MG132 and bortezomib inhibit NiV-M nuclear export during live viral infection and reduce viral titers.
(A) NiV-M VLP budding in the presence of MG132. HEK293T cells expressing 3XFLAG-M (left three lanes) or 3XFLAG-M plus HA-Ub (right two lanes) were incubated with DMSO, 10 µM or 50 µM MG132 for 12 hrs, and VLPs produced during this period were harvested as described in Materials and Methods. VLPs and cell lysates were immunoblotted with an anti-FLAG antibody, then the cell lysate blot was stripped and re-probed with an anti-β-tubulin antibody as loading control. (B) MG132 altered M localization during live viral infection. HeLa cells infected with Nipah virus Malaysia strain were incubated with 50 µM MG132 or DMSO for 8 hrs starting from 15 hpi. Cells were then stained with an anti-M antibody and imaged on a confocal microscope. MG132 restricted M localization to the nuclear compartment. (C) and (D) Dose-response curves of Nipah viral titers in the presence of MG132 (C) or bortezomib (D). HeLa cells were incubated with NiV for 1 hr at 37°C and then fresh growth medium. 15 hpi, serial dilutions of MG132 or bortezomib were added, yielding final concentrations ranging from 10 nM to 1 fM. Considering the short half-life of bortezomib (9–15 hrs), it was re-added 12 hrs later.

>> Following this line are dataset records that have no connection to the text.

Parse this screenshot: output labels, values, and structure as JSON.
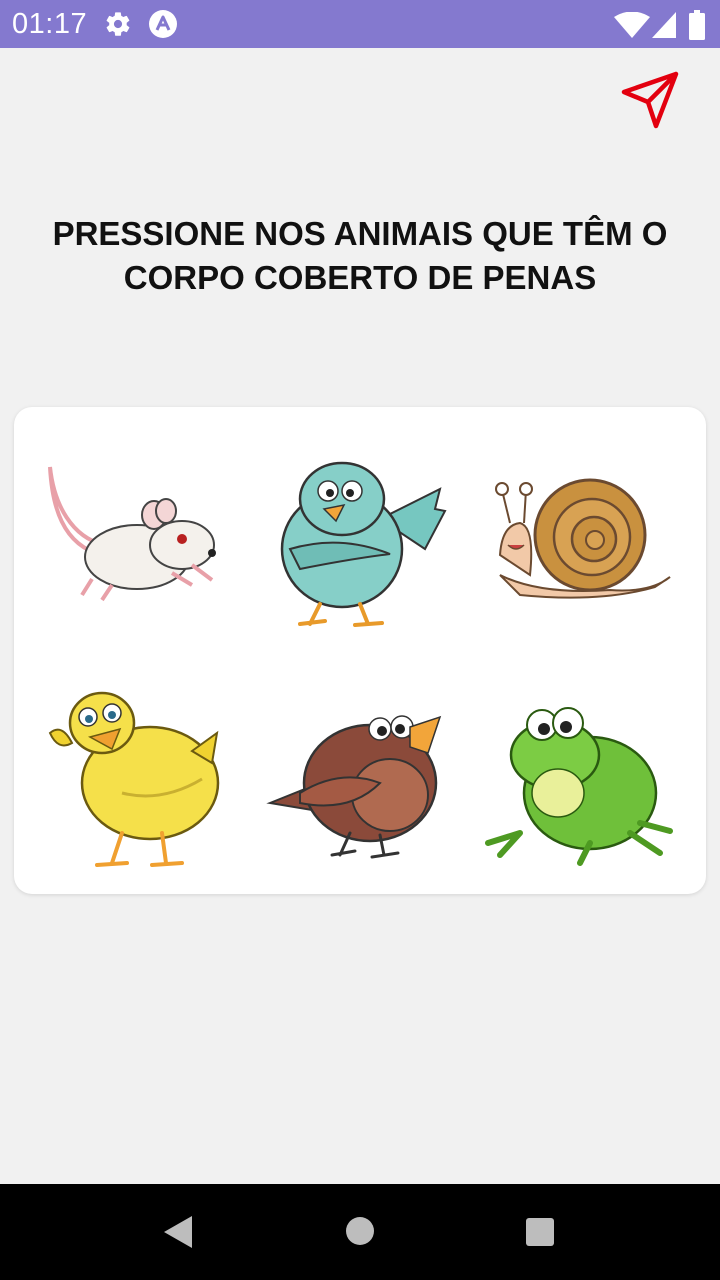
{
  "status_bar": {
    "time": "01:17",
    "icons": [
      "gear-icon",
      "app-a-icon",
      "wifi-icon",
      "signal-icon",
      "battery-icon"
    ],
    "background": "#8479cf"
  },
  "toolbar": {
    "send_icon": "send-icon",
    "send_color": "#e3000f"
  },
  "question": {
    "text": "PRESSIONE NOS ANIMAIS QUE TÊM O CORPO COBERTO DE PENAS"
  },
  "animals": [
    {
      "name": "rato",
      "icon": "mouse-illustration"
    },
    {
      "name": "pássaro azul",
      "icon": "blue-bird-illustration"
    },
    {
      "name": "caracol",
      "icon": "snail-illustration"
    },
    {
      "name": "pintinho",
      "icon": "yellow-chick-illustration"
    },
    {
      "name": "pássaro marrom",
      "icon": "brown-bird-illustration"
    },
    {
      "name": "sapo",
      "icon": "frog-illustration"
    }
  ],
  "nav_bar": {
    "buttons": [
      "back-icon",
      "home-icon",
      "recents-icon"
    ]
  }
}
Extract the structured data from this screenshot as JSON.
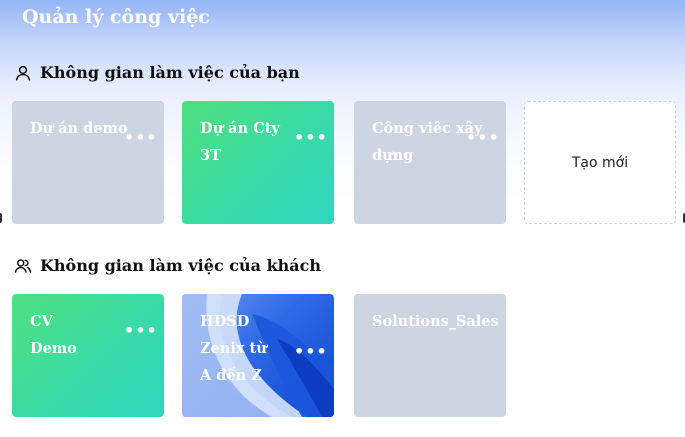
{
  "header": {
    "title": "Quản lý công việc"
  },
  "own_workspaces": {
    "title": "Không gian làm việc của bạn",
    "icon": "user-icon",
    "cards": [
      {
        "name": "Dự án demo",
        "style": "gray",
        "more": "•••"
      },
      {
        "name": "Dự án Cty 3T",
        "style": "green",
        "more": "•••"
      },
      {
        "name": "Công viêc xây dựng",
        "style": "gray",
        "more": "•••"
      }
    ],
    "create_label": "Tạo mới"
  },
  "guest_workspaces": {
    "title": "Không gian làm việc của khách",
    "icon": "users-icon",
    "cards": [
      {
        "name": "CV Demo",
        "style": "green",
        "more": "•••"
      },
      {
        "name": "HDSD Zenix từ A đến Z",
        "style": "image",
        "more": "•••"
      },
      {
        "name": "Solutions_Sales",
        "style": "gray"
      }
    ]
  },
  "colors": {
    "gray_card": "#ccd5e1",
    "green_start": "#4fdf7d",
    "green_end": "#2fd6c0",
    "image_blue": "#2f6ae6"
  }
}
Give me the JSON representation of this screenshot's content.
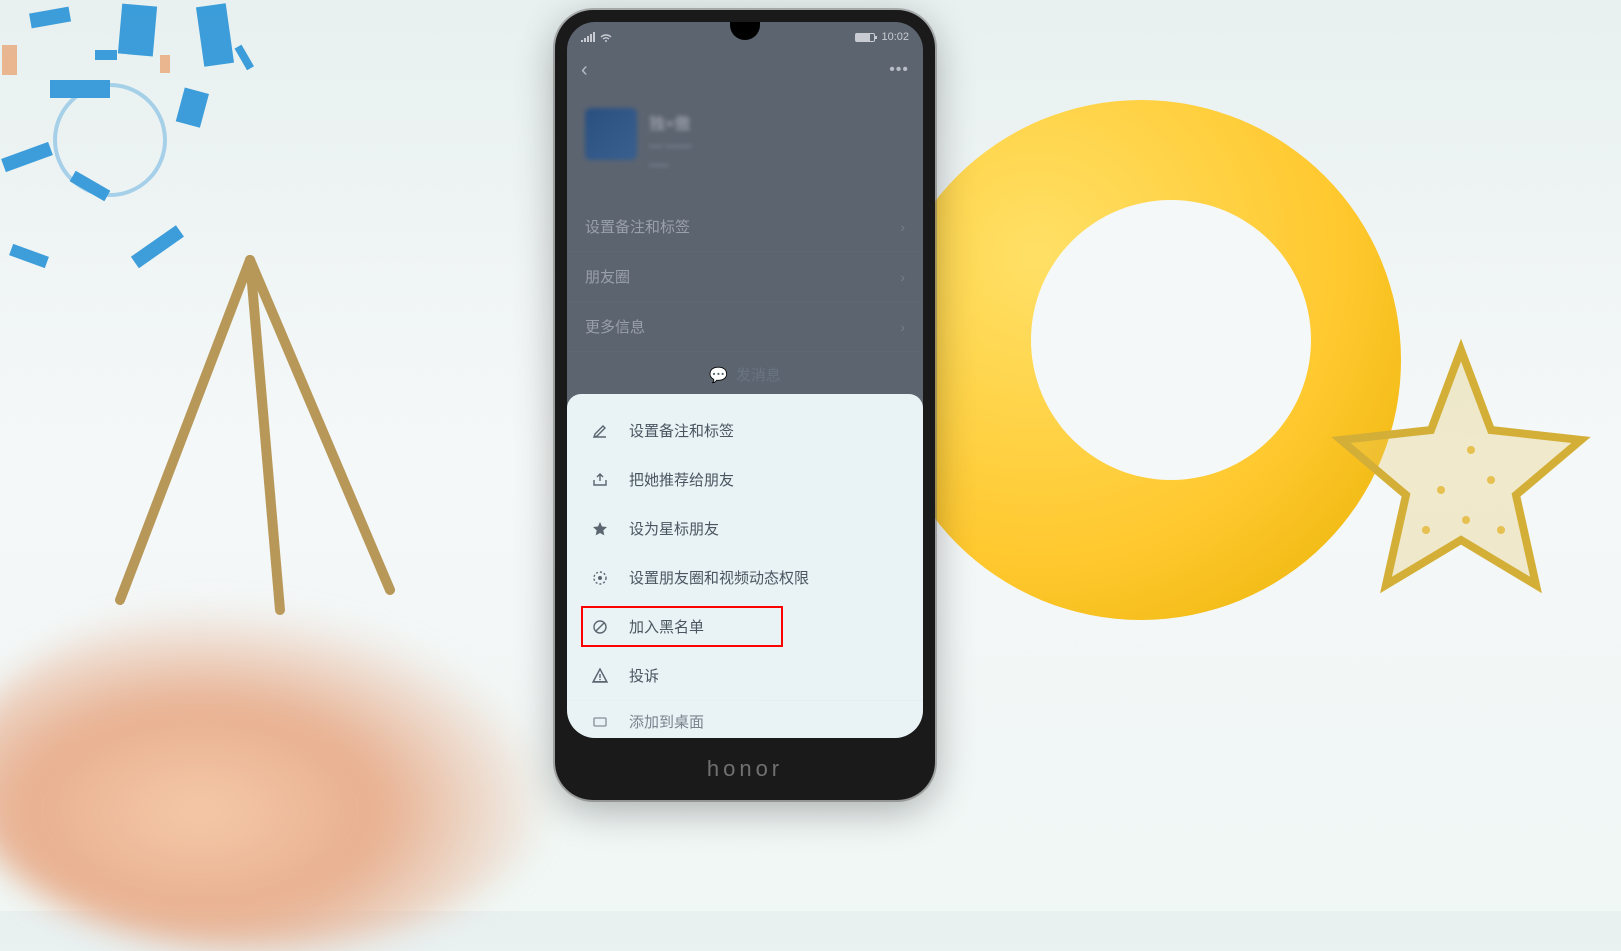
{
  "status_bar": {
    "time": "10:02"
  },
  "profile": {
    "nickname": "独×傲"
  },
  "settings": {
    "remarks_tags": "设置备注和标签",
    "moments": "朋友圈",
    "more_info": "更多信息",
    "send_message": "发消息"
  },
  "sheet": {
    "set_remarks": "设置备注和标签",
    "recommend": "把她推荐给朋友",
    "star_friend": "设为星标朋友",
    "privacy": "设置朋友圈和视频动态权限",
    "blacklist": "加入黑名单",
    "complain": "投诉",
    "add_desktop": "添加到桌面"
  },
  "phone_brand": "honor"
}
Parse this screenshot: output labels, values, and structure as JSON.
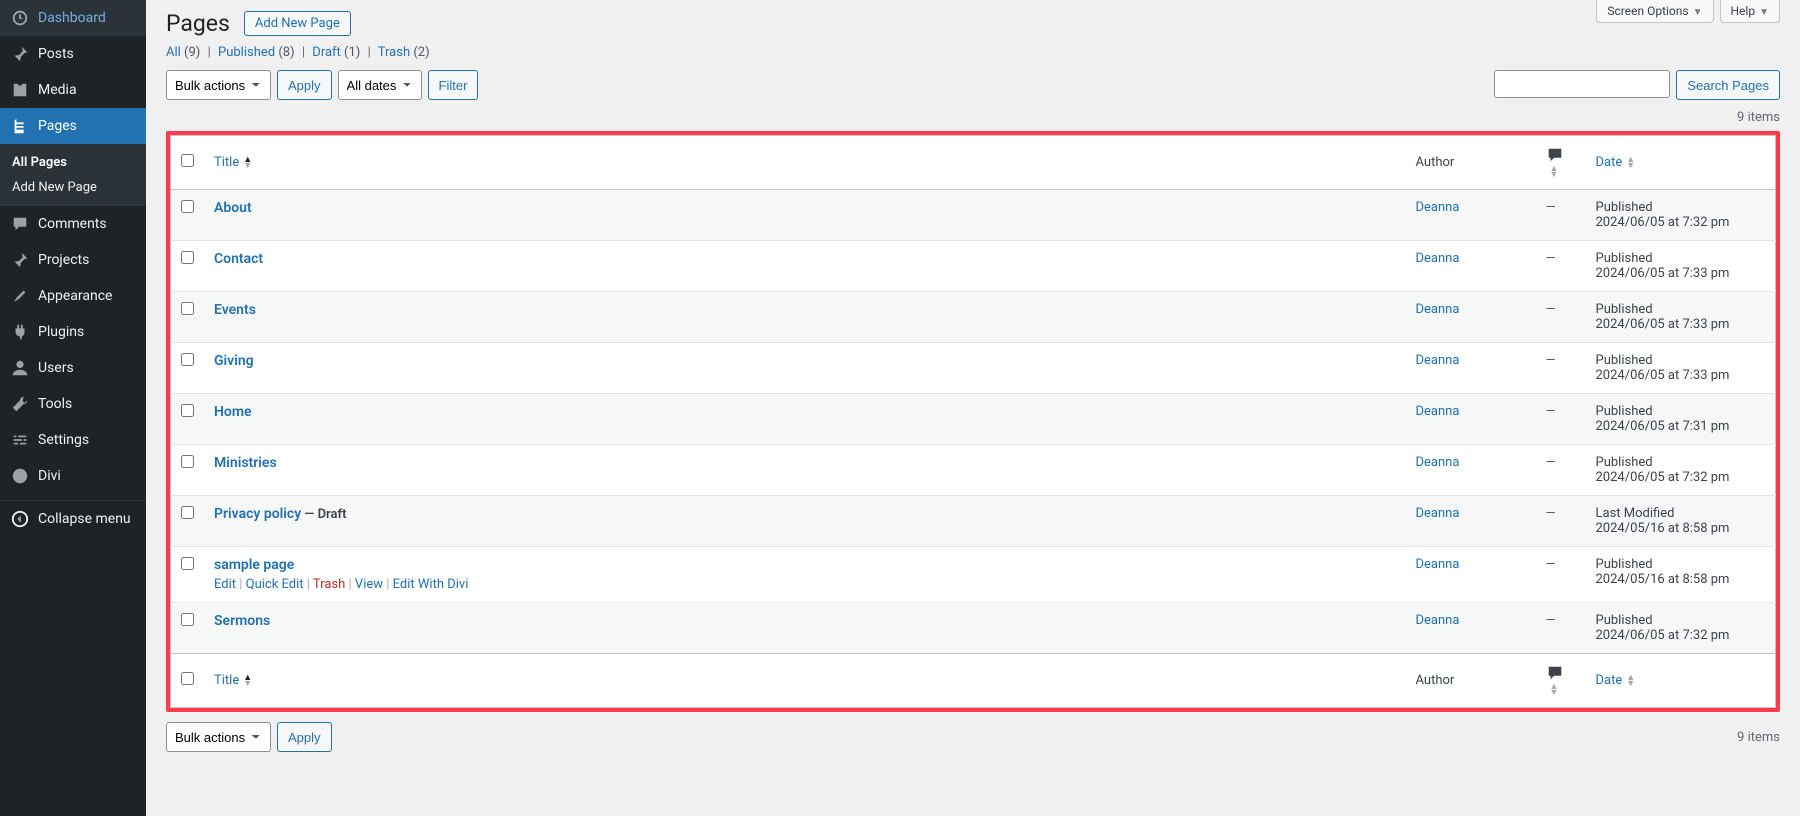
{
  "sidebar": {
    "items": [
      {
        "label": "Dashboard"
      },
      {
        "label": "Posts"
      },
      {
        "label": "Media"
      },
      {
        "label": "Pages"
      },
      {
        "label": "Comments"
      },
      {
        "label": "Projects"
      },
      {
        "label": "Appearance"
      },
      {
        "label": "Plugins"
      },
      {
        "label": "Users"
      },
      {
        "label": "Tools"
      },
      {
        "label": "Settings"
      },
      {
        "label": "Divi"
      }
    ],
    "submenu": [
      {
        "label": "All Pages"
      },
      {
        "label": "Add New Page"
      }
    ],
    "collapse": "Collapse menu"
  },
  "screen_links": {
    "screen_options": "Screen Options",
    "help": "Help"
  },
  "header": {
    "title": "Pages",
    "add_new": "Add New Page"
  },
  "filters": {
    "all_label": "All",
    "all_count": "(9)",
    "published_label": "Published",
    "published_count": "(8)",
    "draft_label": "Draft",
    "draft_count": "(1)",
    "trash_label": "Trash",
    "trash_count": "(2)"
  },
  "tablenav": {
    "bulk": "Bulk actions",
    "apply": "Apply",
    "dates": "All dates",
    "filter": "Filter",
    "search": "Search Pages",
    "count": "9 items"
  },
  "columns": {
    "title": "Title",
    "author": "Author",
    "date": "Date"
  },
  "row_actions": {
    "edit": "Edit",
    "quick_edit": "Quick Edit",
    "trash": "Trash",
    "view": "View",
    "edit_divi": "Edit With Divi"
  },
  "rows": [
    {
      "title": "About",
      "author": "Deanna",
      "comments": "—",
      "status": "Published",
      "date": "2024/06/05 at 7:32 pm"
    },
    {
      "title": "Contact",
      "author": "Deanna",
      "comments": "—",
      "status": "Published",
      "date": "2024/06/05 at 7:33 pm"
    },
    {
      "title": "Events",
      "author": "Deanna",
      "comments": "—",
      "status": "Published",
      "date": "2024/06/05 at 7:33 pm"
    },
    {
      "title": "Giving",
      "author": "Deanna",
      "comments": "—",
      "status": "Published",
      "date": "2024/06/05 at 7:33 pm"
    },
    {
      "title": "Home",
      "author": "Deanna",
      "comments": "—",
      "status": "Published",
      "date": "2024/06/05 at 7:31 pm"
    },
    {
      "title": "Ministries",
      "author": "Deanna",
      "comments": "—",
      "status": "Published",
      "date": "2024/06/05 at 7:32 pm"
    },
    {
      "title": "Privacy policy",
      "state": " — Draft",
      "author": "Deanna",
      "comments": "—",
      "status": "Last Modified",
      "date": "2024/05/16 at 8:58 pm"
    },
    {
      "title": "sample page",
      "show_actions": true,
      "author": "Deanna",
      "comments": "—",
      "status": "Published",
      "date": "2024/05/16 at 8:58 pm"
    },
    {
      "title": "Sermons",
      "author": "Deanna",
      "comments": "—",
      "status": "Published",
      "date": "2024/06/05 at 7:32 pm"
    }
  ]
}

Supernatants were collected at 40 hpi and viral titers were determined by plaque assay. To calculate the 50% inhibitory concentration (IC50), the resulting data were fit to the sigmoidal dose-response curve (GraphPad Prism software version 4.00) using the equation: % inhibition = minimal inhibition + (maximal inhibition-minimal inhibition)/(1+10∧(LogIC50-Log drug concentration)). Results shown are from two independent experiments with triplicates for each data point. The infected cells were harvested, and the expression of cellular (β-actin) and viral (matrix) proteins was examined by immunoblotting.